De welvaart der eilanders rustte vooral op hunne zeemagt, die reeds vroeg zoo voortreffelijk was ingerigt, dat de Romeinen de hunne daarnaar vormden. Ook bloeiden er kunsten en wetenschappen, en Aeschines, uit Athene verbannen, deed er eene school voor welsprekendheid verrijzen. Na den val van Rome kwam Rhodus onder de heerschappij van den khalif Moawijah, doch werd later weder veroverd door de Grieken. Nadat zich vervolgens de Genuézen van Rhodus hadden meester gemaakt, deed Johannes Cautacuzenus in 1249 vruchtelooze pogingen, om hun het eiland weder te ontrukken, hetwelk eerst aan Theodorus Protosebastus gelukte.

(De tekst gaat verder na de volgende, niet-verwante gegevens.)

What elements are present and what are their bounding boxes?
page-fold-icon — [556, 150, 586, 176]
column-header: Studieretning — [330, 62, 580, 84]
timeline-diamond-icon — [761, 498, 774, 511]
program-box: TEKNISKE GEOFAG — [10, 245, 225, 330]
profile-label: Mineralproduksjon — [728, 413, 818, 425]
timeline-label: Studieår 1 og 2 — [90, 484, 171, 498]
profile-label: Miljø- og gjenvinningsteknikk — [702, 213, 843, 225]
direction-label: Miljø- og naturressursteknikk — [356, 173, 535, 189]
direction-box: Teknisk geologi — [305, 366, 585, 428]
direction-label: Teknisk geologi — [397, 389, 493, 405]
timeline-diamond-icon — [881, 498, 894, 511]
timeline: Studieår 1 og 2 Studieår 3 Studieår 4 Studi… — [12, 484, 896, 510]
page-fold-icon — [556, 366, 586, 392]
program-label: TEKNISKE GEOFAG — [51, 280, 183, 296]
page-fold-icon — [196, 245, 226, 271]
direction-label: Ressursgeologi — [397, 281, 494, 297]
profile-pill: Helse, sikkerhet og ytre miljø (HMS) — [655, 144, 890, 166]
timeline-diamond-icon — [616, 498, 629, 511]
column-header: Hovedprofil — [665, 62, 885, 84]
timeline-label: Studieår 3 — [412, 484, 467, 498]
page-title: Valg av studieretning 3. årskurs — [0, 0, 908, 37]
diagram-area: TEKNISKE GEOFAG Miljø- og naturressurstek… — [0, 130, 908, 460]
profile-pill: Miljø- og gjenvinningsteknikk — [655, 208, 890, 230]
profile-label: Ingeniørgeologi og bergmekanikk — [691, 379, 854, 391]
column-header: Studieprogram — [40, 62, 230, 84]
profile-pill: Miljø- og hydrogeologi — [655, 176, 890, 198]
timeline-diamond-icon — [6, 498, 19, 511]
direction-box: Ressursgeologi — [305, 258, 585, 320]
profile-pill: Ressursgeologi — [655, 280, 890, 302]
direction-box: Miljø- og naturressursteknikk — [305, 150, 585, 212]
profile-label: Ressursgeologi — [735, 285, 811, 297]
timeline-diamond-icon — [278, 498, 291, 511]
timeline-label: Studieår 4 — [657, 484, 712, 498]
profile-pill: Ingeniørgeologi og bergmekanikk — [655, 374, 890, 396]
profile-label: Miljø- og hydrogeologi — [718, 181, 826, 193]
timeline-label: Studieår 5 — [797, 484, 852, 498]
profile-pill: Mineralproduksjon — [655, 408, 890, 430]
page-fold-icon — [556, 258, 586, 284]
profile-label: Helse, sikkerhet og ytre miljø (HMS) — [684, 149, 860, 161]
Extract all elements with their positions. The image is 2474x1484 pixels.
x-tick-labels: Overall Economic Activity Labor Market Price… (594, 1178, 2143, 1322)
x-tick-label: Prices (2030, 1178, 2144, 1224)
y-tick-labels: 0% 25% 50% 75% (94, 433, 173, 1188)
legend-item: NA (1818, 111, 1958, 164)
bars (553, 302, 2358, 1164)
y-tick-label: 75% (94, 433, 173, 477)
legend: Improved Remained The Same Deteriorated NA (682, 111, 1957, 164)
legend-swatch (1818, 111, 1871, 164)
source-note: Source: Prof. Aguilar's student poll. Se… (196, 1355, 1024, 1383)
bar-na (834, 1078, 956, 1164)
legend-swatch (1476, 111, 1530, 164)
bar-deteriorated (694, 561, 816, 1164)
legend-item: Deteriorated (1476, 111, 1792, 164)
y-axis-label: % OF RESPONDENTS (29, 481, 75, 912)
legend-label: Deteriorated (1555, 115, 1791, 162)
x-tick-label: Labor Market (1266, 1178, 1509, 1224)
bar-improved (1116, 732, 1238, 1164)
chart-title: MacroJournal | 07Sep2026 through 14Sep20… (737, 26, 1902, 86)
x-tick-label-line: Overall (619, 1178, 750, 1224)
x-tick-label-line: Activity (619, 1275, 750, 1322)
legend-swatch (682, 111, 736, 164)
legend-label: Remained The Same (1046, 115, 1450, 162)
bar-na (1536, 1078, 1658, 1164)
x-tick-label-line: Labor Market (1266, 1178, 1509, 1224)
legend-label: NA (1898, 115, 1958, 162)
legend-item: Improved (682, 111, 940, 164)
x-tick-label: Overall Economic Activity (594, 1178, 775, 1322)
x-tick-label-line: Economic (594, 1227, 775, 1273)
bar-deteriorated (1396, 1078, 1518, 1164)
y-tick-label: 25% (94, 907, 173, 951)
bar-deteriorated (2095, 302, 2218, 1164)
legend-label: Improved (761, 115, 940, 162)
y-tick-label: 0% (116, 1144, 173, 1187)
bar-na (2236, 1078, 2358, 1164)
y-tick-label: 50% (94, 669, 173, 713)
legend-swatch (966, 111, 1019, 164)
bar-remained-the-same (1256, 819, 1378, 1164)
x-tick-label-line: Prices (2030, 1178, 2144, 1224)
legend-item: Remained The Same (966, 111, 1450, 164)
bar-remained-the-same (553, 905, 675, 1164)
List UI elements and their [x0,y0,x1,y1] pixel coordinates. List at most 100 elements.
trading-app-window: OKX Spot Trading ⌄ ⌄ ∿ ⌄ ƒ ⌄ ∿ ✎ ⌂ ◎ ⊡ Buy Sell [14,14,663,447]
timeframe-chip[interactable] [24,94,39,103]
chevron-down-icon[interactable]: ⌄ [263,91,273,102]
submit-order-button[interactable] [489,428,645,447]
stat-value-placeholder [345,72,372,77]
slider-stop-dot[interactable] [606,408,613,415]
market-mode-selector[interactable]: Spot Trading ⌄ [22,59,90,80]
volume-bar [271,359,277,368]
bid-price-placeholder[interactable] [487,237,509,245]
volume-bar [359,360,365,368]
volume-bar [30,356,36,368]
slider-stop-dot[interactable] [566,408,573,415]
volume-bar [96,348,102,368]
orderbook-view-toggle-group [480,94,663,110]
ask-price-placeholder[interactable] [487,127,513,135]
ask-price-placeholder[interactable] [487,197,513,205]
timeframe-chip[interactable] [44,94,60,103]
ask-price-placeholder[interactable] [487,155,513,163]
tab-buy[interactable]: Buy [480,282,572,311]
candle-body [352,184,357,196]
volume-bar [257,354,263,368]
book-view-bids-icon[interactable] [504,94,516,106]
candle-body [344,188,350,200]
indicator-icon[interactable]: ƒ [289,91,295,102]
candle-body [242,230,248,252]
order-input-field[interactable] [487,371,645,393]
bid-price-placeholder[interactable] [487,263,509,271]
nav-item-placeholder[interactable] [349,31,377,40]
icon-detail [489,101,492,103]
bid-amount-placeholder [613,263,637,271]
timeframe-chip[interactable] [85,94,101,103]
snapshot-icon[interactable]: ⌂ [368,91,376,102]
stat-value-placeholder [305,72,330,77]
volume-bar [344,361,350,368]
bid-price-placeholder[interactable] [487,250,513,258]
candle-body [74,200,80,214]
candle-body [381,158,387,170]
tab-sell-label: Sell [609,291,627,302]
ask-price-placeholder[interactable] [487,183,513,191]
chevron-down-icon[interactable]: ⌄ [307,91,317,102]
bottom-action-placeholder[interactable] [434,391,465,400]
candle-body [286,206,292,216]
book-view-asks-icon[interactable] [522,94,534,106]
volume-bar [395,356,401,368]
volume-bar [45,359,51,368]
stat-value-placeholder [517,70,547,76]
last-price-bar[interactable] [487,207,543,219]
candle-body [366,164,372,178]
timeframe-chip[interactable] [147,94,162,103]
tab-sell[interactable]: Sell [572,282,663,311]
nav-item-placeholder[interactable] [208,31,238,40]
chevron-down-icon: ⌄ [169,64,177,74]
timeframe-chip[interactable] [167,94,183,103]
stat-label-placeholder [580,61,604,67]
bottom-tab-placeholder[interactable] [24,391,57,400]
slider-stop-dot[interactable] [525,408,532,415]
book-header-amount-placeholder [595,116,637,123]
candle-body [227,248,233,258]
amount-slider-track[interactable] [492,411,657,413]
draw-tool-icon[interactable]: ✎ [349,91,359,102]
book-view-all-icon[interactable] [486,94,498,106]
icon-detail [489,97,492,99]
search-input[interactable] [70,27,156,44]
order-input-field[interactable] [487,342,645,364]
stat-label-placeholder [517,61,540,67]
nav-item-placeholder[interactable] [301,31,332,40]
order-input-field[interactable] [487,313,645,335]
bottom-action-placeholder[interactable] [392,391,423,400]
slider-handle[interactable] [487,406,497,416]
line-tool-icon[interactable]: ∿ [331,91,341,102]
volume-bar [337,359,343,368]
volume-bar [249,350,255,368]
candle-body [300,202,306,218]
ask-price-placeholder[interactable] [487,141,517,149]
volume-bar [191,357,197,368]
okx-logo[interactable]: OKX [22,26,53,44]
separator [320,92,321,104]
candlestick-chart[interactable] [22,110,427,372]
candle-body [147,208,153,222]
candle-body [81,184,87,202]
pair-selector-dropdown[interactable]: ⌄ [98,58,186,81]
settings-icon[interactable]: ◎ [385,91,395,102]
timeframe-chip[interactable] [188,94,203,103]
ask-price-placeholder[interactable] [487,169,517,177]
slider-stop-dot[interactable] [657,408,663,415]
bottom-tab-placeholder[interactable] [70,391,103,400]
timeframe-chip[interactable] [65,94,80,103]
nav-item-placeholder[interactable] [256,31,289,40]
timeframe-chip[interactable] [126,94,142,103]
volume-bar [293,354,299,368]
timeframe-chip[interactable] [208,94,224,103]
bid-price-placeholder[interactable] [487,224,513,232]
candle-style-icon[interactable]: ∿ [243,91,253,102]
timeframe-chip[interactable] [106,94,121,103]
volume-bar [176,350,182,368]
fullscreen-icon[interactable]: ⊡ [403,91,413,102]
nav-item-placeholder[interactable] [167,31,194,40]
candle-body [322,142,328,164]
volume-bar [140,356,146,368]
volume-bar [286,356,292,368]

In 1309 vestigden de uit Palaestina. verdreven St. Jan’s ridders er hunne woonplaats, weshalve zij ook wel ridders van het eiland Rhodus werden genoemd. Na de verovering van het eiland door sultan Soliman vertrokken zij echter naar Malta, en sedert dien tijd bleef Rhodus onder de heerschappij der Turken. Thans vormt het met de Grieksche eilanden van den Archipel (tot vóór korten tijd ook Cyprus) eene afzonderlijke provincie met een christen-gouverneur en met Rhodus als hoofdstad. Men schatte het aantal inwoners in 1843 op 34.000, welks cijfer thans tot 30.000 is gedaald; onder hen bevinden zich 8000 Mohammedanen.
De voornaamste voortbrengselen zijn er: wijn, graan, olijvenolie, zuidelijke vruchten , was, honig en vee. Het eiland is wegens zijn zacht klimaat en zijne zuivere lucht eene zeer aangename woonplaats. Van ouds echter wordt het gedurig door aardbevingen geteisterd; de laatste hadden plaats in Maart 1851 en in October 1856. De tegenwoordige stad Rhodus, amphitheatersgewijs gebouwd, heeft een fraai voorkomen, is de zetel van een pasja en van een Griekschen aartsbisschop, bezit eenige middeneeuwsche vestingwerken en eene verzande haven en telt omstreeks 10.000 inwoners. De eigenlijke stad wordt uitsluitend door Turken bewoond ten getale van 6000; de Christenen zijn gevestigd in de voorstad Neomara, en de Israëlieten hebben eene afzonderlijke wijk.